Un reportage de Sébastien Farcis, à New Delhi, en Inde

Munish Raizada :

Notre démocratie est devenue synonyme de népotisme, de favoritisme et de corruption. Cette culture doit changer, sinon l'Inde ne pourra pas progresser. C'est pour cela que nous rentrons en politique.

mouvement de colère et d'indignation en inde
mouvement de colère et d'indignation en inde © reuters

Munish Raizad, un médecin indien vivant aux Etats-Unis, vient de revenir dans son pays natal pour soutenir la campagne électorale du nouveau parti anti-corruption, Aam Admi, qui signifie « homme du peuple ». Une formation créée il y a un an par les militants du mouvement de l’activiste Anna Hazare, qui avait fait trembler les élus indiens en organisant des manifestations et des grèves de la faim très suivies… pour pousser le gouvernement à créer un organe indépendant anti corruption. Cet objectif n'ayant pas été atteint, ces militants veulent changer les choses de l'intérieur et se présentent donc à leur première élection pour l'assemblée régionale de New Delhi, le 4 décembre prochain.

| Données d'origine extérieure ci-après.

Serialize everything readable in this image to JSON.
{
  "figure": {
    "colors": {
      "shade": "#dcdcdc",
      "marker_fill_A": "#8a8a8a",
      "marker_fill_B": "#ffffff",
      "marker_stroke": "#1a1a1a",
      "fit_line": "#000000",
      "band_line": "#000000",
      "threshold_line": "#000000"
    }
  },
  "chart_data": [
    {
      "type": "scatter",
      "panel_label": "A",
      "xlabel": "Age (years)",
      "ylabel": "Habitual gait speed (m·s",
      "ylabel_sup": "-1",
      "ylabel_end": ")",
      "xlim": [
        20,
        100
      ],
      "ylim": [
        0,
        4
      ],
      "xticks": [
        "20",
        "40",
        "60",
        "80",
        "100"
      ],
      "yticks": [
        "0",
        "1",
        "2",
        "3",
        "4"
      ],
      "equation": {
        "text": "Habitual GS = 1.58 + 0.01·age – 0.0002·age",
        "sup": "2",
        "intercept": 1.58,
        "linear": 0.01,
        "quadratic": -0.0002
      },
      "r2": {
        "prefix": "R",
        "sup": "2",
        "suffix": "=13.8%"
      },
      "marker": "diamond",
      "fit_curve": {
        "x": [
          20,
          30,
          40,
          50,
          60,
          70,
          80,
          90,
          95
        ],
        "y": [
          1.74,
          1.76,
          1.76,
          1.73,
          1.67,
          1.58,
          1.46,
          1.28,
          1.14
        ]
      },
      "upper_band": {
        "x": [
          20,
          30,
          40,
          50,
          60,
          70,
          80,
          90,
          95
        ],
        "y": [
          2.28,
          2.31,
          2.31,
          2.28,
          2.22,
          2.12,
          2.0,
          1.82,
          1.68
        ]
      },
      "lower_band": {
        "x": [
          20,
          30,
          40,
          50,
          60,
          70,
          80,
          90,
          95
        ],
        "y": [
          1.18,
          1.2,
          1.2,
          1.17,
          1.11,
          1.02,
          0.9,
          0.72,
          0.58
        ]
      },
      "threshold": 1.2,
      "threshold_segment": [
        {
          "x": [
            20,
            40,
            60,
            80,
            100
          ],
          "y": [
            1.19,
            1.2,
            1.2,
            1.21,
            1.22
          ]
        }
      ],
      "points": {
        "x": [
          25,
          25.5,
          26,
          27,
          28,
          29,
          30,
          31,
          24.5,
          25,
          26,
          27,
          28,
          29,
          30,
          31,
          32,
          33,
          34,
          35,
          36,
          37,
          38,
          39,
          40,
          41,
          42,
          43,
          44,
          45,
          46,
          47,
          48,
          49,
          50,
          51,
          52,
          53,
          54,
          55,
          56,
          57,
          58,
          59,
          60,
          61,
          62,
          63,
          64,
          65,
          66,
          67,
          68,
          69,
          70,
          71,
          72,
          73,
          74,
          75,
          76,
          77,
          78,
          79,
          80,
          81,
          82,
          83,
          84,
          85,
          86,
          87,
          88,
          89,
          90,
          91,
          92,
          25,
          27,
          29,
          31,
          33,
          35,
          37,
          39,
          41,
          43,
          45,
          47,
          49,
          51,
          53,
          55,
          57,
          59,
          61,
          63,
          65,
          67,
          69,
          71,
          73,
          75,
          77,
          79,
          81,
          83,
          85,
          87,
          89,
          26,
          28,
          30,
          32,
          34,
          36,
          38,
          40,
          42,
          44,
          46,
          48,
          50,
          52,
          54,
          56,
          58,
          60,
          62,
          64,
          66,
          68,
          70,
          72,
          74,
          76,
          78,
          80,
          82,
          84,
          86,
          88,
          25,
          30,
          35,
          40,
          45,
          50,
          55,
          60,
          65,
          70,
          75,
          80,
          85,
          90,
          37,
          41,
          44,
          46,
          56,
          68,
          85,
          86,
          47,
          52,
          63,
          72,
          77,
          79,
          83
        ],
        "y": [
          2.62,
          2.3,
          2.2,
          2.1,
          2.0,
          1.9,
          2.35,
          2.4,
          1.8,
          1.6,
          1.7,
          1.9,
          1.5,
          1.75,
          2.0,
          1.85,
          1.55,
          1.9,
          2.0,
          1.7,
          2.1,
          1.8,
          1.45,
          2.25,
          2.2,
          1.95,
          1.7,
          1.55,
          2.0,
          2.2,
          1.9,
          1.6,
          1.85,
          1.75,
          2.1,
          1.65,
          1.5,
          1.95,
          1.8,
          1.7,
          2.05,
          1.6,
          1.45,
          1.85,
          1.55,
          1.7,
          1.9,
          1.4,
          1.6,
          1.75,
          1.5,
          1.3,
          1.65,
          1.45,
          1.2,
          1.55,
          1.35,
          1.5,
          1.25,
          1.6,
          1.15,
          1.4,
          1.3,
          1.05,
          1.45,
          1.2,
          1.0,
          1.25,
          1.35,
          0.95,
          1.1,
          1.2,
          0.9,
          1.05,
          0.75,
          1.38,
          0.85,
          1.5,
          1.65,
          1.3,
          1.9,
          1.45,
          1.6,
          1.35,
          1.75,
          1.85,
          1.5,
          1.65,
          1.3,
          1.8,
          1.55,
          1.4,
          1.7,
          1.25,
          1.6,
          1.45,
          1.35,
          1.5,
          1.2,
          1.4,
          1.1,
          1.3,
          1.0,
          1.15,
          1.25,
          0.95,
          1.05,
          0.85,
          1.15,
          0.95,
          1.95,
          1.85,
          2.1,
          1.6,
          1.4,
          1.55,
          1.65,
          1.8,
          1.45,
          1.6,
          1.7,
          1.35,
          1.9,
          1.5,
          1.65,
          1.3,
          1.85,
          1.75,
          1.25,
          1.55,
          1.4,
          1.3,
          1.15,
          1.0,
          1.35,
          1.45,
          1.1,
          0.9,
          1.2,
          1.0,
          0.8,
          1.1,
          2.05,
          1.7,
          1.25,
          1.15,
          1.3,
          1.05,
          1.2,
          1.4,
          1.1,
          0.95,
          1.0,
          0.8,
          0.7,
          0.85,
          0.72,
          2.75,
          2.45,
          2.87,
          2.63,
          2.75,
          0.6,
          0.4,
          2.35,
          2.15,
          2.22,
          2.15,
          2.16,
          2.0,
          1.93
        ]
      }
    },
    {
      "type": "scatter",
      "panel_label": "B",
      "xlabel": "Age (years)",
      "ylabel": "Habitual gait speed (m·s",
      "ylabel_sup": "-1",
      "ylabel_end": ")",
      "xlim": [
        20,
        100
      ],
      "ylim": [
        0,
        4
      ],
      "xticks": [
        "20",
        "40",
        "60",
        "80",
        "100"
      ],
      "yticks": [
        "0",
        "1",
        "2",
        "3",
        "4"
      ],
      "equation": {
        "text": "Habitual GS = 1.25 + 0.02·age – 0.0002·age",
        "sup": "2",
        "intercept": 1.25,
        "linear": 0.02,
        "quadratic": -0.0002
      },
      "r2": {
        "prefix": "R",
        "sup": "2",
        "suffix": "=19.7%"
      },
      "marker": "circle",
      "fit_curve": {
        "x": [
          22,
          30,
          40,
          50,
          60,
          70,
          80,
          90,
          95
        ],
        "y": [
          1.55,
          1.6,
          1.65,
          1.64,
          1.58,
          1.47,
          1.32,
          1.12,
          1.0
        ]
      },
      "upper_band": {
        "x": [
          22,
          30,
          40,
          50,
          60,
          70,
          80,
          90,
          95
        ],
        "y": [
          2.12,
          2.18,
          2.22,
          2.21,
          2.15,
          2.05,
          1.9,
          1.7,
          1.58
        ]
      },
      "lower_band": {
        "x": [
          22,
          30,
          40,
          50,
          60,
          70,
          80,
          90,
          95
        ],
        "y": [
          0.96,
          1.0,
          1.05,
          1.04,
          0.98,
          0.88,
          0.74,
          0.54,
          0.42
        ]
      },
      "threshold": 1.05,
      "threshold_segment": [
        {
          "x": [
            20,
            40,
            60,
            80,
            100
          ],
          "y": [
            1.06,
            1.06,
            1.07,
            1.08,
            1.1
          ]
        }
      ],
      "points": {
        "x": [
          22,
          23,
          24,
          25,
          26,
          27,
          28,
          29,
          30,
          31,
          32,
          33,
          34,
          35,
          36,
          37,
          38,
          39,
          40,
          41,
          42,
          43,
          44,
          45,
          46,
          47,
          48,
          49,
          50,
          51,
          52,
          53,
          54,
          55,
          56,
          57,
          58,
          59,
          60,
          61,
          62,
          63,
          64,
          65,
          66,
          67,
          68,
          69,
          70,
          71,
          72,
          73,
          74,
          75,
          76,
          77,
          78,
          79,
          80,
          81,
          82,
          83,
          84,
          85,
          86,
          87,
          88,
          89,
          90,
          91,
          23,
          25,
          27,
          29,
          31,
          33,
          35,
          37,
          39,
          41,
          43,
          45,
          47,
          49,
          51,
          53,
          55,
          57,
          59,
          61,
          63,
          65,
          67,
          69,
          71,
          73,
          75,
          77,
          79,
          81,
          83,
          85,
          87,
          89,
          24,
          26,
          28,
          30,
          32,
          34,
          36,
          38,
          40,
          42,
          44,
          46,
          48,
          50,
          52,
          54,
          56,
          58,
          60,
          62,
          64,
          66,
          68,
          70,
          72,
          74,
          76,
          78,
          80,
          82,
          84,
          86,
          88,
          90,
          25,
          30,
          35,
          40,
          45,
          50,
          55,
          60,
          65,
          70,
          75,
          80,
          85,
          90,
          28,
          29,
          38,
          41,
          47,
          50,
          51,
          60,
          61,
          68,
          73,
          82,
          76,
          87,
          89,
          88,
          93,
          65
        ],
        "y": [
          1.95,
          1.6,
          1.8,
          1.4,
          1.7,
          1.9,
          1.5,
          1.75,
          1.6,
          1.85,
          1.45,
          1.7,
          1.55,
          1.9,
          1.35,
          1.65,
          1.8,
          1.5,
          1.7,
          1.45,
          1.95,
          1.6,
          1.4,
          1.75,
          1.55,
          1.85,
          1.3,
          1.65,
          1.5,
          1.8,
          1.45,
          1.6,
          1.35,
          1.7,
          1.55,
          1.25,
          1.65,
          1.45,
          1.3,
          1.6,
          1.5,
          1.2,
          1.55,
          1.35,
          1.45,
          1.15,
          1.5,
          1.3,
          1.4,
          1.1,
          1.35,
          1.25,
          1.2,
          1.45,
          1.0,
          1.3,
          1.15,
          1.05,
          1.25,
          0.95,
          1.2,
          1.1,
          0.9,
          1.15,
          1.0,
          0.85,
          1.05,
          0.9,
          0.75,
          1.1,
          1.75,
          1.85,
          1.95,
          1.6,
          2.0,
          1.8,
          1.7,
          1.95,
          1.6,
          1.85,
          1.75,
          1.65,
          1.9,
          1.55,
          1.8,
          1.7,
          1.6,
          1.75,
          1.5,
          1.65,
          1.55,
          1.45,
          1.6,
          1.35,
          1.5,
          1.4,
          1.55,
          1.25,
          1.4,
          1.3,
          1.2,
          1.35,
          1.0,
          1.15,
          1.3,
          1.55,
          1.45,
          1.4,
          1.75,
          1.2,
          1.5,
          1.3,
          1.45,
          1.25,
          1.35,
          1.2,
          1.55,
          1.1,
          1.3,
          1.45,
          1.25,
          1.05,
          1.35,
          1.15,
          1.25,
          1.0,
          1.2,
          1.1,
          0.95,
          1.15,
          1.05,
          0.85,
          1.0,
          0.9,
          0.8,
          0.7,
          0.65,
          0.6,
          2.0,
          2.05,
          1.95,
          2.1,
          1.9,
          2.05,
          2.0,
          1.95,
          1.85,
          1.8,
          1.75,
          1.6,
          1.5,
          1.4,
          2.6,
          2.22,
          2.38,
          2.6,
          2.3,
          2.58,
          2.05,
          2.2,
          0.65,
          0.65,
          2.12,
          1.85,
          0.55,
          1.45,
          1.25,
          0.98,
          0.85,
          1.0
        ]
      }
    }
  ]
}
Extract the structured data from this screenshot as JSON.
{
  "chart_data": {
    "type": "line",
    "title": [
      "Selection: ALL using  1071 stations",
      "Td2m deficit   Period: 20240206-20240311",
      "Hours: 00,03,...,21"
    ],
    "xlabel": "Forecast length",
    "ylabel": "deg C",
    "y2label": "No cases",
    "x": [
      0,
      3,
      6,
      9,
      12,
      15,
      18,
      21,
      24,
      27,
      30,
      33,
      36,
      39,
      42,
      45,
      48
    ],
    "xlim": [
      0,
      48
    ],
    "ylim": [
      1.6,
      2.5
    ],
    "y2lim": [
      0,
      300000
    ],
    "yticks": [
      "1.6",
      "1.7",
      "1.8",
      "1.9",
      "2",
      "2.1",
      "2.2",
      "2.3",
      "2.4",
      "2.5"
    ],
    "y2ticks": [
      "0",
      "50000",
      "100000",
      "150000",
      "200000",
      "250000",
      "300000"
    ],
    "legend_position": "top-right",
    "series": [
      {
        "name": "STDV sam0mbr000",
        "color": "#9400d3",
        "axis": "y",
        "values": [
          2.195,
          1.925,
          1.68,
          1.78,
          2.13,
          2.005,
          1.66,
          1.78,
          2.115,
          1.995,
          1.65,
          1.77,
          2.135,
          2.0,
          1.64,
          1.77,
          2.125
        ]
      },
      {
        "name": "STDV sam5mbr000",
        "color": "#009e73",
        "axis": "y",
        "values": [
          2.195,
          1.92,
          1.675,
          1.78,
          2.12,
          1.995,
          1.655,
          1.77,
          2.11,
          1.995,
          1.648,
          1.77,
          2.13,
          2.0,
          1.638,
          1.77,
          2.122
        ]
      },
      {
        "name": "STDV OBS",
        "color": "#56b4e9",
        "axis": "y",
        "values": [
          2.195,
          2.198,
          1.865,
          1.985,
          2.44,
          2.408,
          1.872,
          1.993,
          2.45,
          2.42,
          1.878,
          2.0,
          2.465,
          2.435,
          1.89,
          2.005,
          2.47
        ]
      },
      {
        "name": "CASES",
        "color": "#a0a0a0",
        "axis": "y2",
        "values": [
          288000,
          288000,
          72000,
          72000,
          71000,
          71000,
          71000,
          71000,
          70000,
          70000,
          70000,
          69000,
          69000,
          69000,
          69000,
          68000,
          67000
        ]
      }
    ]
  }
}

Le jeune Ranbir Singh vient d'arriver, tout enthousiaste pour son premier jour comme volontaire au sein du Aam Admi . A 24 ans, cet étudiant en informatique croit fermement que ce parti militant peut changer la politique en Inde :

Si vous allez dans une administration pour chercher un papier, le fonctionnaire va d'abord vous demander de l'argent avant de vous aider. C'est pareil pour les hommes politiques, ils sont aussi corrompus. Mais le parti Aam Admi, lui, est transparent, et il s'intéresse vraiment aux besoins des gens.

Munish Raizada inscrit les nouveaux volontaires, comme Ranbir, sur son ordinateur. Ce pédiatre indien, qui vit à Chicago depuis 11 ans , est prêt à revenir s'installer en Inde pour contribuer au changement inspiré par ce parti :

Cette mauvaise gestion politique a contribué à la fuite des cerveaux. Il n'y a pas de transparence ni de méritocratie en Inde aujourd'hui. Si cela s'améliore, beaucoup d'expatriés comme moi reviendront.

Ce parti de l'« homme du peuple » s'oppose aux deux plus grandes formations indiennes dans la lutte pour l'Assemblée régionale de New Delhi : le BJP et le Congrès. Deux partis régulièrement impliqués dans des scandales de corruption. Face à eux, le Aam Admi mise donc tout sur la transparence : tous les candidats ont un casier judiciaire vierge, ils déclarent leurs comptes de campagne et sont élus par les membres, un système de primaire inédit en Inde.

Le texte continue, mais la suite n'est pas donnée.